For all these reasons try to avoid feigning surprise.

You shouldn't act surprised when people say they don't know something, or they don't understand.

Everyone should feel comfortable saying "I don't know" and "I don't understand."

Questions which are not questions

Q&A (questions and answers) session after you gave a talk can be intimidating and is a time when you can ask speakers more details or to recap something you didn't understand.

However, it's not the right time to express your disagreement or to open a debate. You can approach the speaker after the Q&A and talk with them in more detail about your concerns.

That doesn't mean that we don't care about being precise, just that the Q&A is not the right time for that.

Hey Guys

If your name is Gino you don't want to be called Gina and vice versa.

Whether is common or not, guys is not gender-neutral and is not perceived as inclusive, especially when used to address a mixed-gendered group of people.

Looking for a new term?

No subtle -isms


Citing the Social Rules from the Recurse Center:

Subtle -isms are small things that make others feel unwelcome, things that we all sometimes do by mistake.

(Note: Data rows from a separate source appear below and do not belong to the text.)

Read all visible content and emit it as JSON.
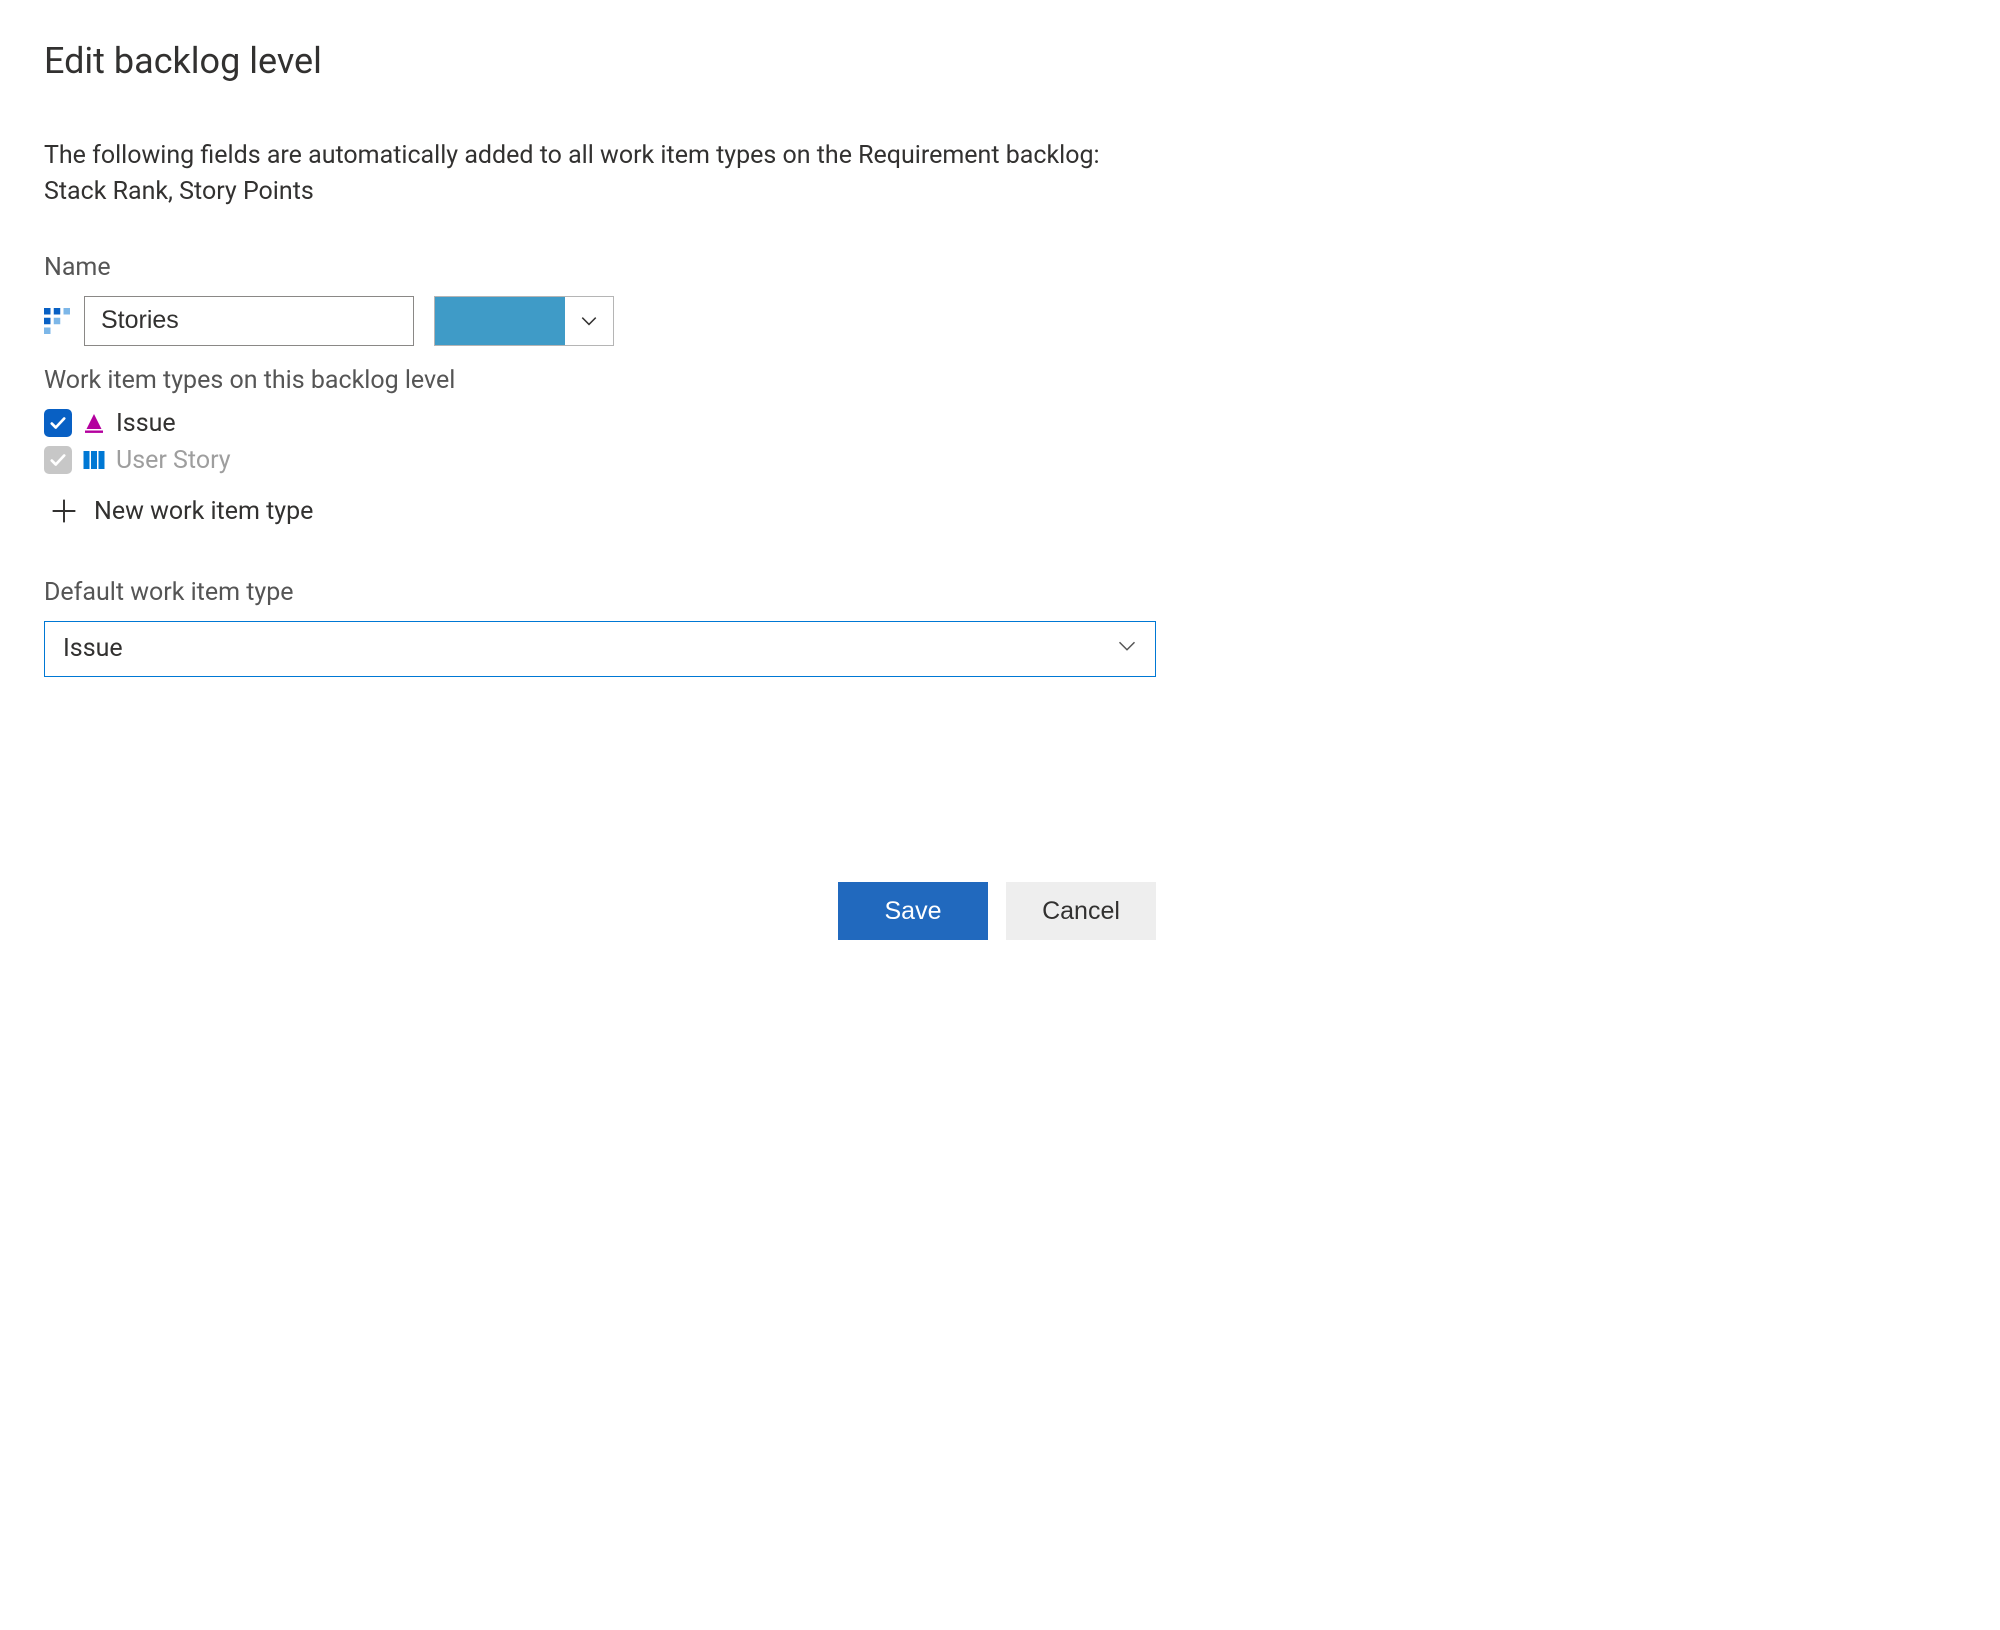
{
  "dialog": {
    "title": "Edit backlog level",
    "description": "The following fields are automatically added to all work item types on the Requirement backlog: Stack Rank, Story Points"
  },
  "name": {
    "label": "Name",
    "value": "Stories",
    "color": "#3F9BC7"
  },
  "wit": {
    "label": "Work item types on this backlog level",
    "items": [
      {
        "label": "Issue",
        "checked": true,
        "enabled": true,
        "iconColor": "#B4009E"
      },
      {
        "label": "User Story",
        "checked": true,
        "enabled": false,
        "iconColor": "#0078d4"
      }
    ],
    "new_label": "New work item type"
  },
  "default_wit": {
    "label": "Default work item type",
    "value": "Issue"
  },
  "footer": {
    "save": "Save",
    "cancel": "Cancel"
  }
}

For example, saying "It's so easy my grandmother could do it" is a subtle -ism (I.e. ageism).


Subtle -isms can also be things that you do instead of say. This includes things like boxing out the only woman at the whiteboard during a discussion or assuming someone isn't a programmer because of their race or gender.

Repetita iuvant: assuming someone isn't a programmer because of their race or gender.

Be aware of mansplaining

Citing Merriam Webster dictionary:

Mansplaining is, at its core, a very specific thing. It's what occurs when a man talks condescendingly to someone (especially a woman) about something he has incomplete knowledge of, with the mistaken assumption that he knows more about it than the person he's talking to does.

What if you messed up

This guide is not a part of our Code of Conduct.

In case you messed up with something, it's not a big deal. Apologize and move on.